Oh and there are no living dead. Clearly a title conjoured up to take advanteg of George A Romero’s hit, plus a director with the surname was bound to have punters queuing up for what they thought might be a part-two chiller, only to find a limping, lame, noisy mess of an unwatchable clunker with the contrast turned up to eleven.

Nasty?

I mean not pleasant. Not pleasant at all. But certainly not stomach-churning, or “turn away” shocking. The effects are the usual cheap standby of “film a flailing limb or sweeping knife. The film a screaming face. Then the angry face of the killer. Then zoom in on a close up of fake-looking bones and blood and gizzard bits in a pile of bright blood lying strewn on the jungle floor.”]

It’s all “before” shots and “after” shots, when true gore fans are hungry for the “during.” There are no “during” shots.

Ban worthy?

Tasteless, in its relentless staking and picking off. You could ban it for being boring, but that’s not a crime. A case of “ban it because it “looks” nasty and “sounds” nasty,” but honestly, it’s campy gore that would look unconvincing in an episode of Buffy.

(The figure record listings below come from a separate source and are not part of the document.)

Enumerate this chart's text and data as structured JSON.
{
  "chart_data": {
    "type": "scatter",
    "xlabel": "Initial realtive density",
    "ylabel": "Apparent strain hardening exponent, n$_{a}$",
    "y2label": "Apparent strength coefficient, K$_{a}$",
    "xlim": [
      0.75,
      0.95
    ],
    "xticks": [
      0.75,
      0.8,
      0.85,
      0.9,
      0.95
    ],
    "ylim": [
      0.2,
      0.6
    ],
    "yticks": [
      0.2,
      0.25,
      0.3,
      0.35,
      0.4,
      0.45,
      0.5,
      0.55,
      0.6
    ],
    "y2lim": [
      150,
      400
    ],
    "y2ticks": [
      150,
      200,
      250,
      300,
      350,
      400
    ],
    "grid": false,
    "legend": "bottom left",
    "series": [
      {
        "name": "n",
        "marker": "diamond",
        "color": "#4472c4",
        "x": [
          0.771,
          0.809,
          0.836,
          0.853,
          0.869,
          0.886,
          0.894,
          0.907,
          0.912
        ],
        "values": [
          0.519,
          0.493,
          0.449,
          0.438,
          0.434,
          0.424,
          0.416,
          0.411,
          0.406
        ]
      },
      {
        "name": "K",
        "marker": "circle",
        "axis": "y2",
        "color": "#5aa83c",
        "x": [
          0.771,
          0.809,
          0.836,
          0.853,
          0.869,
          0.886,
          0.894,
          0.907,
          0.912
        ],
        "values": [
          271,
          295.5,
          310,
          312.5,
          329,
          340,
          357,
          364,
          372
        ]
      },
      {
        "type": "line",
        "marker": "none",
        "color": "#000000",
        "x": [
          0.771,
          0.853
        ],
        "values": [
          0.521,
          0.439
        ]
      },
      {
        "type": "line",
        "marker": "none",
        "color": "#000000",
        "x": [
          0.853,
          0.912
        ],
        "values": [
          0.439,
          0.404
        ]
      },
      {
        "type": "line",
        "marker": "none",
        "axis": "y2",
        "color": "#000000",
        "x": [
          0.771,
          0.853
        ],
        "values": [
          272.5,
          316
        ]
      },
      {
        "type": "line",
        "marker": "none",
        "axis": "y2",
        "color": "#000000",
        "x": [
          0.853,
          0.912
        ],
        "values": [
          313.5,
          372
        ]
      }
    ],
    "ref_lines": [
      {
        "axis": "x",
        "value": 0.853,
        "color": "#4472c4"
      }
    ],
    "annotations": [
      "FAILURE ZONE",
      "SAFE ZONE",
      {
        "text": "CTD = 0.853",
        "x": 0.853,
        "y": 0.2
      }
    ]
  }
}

What does it remind me of?

Nothing really sticks out. It has the aesthetic of the other cheapies we’ve seen so far, (Blood Feast /Blood Rites) and we will be back in the jungle soon enough when we hit the zombies of the eighties. But honestly, I spend so much time tipping and dipping the laptop screen to try and get the glare off to see what the hell was going on, I didn’t have the time or interest to engage enough.

Where to find it?

It’s here on YouTube for free! Featuring Elvira and her sarky inerruptions.